If Congress or the media seek incisive oversight/accountability questions to ask the FCC about the real world implications and unintended consequences of its Title II net neutrality plans, here are ten that fit the bill.
1. Authority? If the FCC truly needs more legal authority to do what it believes necessary in the 21st century, why doesn’t the FCC start the FCC modernization process and ask Congress for the legitimacy of real modern legislative authorities? Or is it the official position of the FCC that its core 1934 and 1996 statutory authorities are sufficiently timeless, modern and flexible to sustain the legitimacy of FCC regulation for the remainder of the 21st century?

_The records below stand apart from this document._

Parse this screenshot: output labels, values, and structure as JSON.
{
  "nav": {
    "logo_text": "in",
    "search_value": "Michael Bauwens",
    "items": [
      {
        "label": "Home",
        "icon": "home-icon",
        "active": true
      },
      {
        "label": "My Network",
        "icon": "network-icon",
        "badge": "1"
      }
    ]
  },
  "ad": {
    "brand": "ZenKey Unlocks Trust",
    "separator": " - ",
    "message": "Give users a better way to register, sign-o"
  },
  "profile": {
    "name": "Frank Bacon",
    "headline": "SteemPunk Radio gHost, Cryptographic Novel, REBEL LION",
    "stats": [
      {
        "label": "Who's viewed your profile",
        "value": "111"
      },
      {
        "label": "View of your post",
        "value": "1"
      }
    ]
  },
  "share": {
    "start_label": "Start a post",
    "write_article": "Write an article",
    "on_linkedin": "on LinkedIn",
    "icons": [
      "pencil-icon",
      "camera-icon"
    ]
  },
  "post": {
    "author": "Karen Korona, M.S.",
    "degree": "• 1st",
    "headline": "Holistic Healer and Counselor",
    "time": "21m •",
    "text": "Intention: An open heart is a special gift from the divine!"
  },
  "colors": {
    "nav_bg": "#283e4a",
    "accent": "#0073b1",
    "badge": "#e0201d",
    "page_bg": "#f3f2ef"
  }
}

2. Growth & Job Creation? While it may be good for the FCC’s own power in the short-term to impose its most antiquated authority and restrictive Title II regulations on the most modern part of the economy, how would that heavy-handed regulation be good or positive for net private investment, economic growth and job creation?
3. Zero-price? Does the FCC seek new legal theories and authority for the purposes of setting a de facto permanent zero-price for some form of downstream Internet traffic, or not?
4. Consumers? How is it neutral, equal or fair under FCC net neutrality regulations for consumers to pay for faster Internet speed tiers/lanes and their Internet usage, but it is somehow a violation of net neutrality for Silicon Valley giants to pay anything other than a price of zero for delivery of their hugely-outsized downstream Internet traffic? (And why would FCC Title II reclassification also not have the unintended consequence of triggering large new fees and taxes on unsuspecting consumers?)
5. UN-ITU? Would the FCC reclassifying Internet traffic as “telecommunications” enable the U.N.’s International Telecommunications Union the legal authority and cover to assert governance over the Internet like it has long had over international telecommunications, and International telecommunications trade settlements? (And in imposing the most restrictive American regulatory regime available to prevent potential problems, wouldn’t the FCC be leading, and giving political cover to, autocratic nations which seek to impose similar maximal regulation of their Internet for the autocratic purposes of censoring, spying on, and controlling their people?)
6. Cost-Benefit? In any potential Title II action will the FCC abide by the President’s 2011 Executive Order 13563 that requires the FCC to use “the least burdensome tools for achieving regulatory ends,” and to “adopt a regulation only upon a reasoned determination that its benefits justify its costs?”
7. Forbearance? Under a “hybrid” (Title II/Section 706) approach, how does the FCC square the circle of the FCC justifying forbearance from most all Title II regulations by showing there is enough competition to protect consumers, while simultaneously justifying reclassification of the Internet as a Title II utility because of insufficient competition to protect consumers
8. Deployment Barriers? Since Section 706 is about removing barriers to broadband deployment, how would Title II Section 214, which requires that the FCC get prior approval to upgrade any “telecommunications” facilities (a process that can routinely takes months at a minimum), not be considered to be a barrier to broadband deployment under Section 706?
9. Internet Backbone? What is different competitively in the Internet backbone market now from the last 20 years of no FCC regulation, that warrants maximal FCC regulation under Title II for the first time since the Internet was privatized in the early 1990s?
10. Supreme Court? Wouldn’t a June 2014 Supreme Court precedent (Util. Air Reg. Grp v. EPA) — that establishes that FCC rules “must be “ground[ed] … in the statute,” rather than on “reasoning divorced from the statutory text” – disallow the FCC from reclassifying services solely for the purpose of evading other statutory provisions that Congress passed to restrict FCC authority?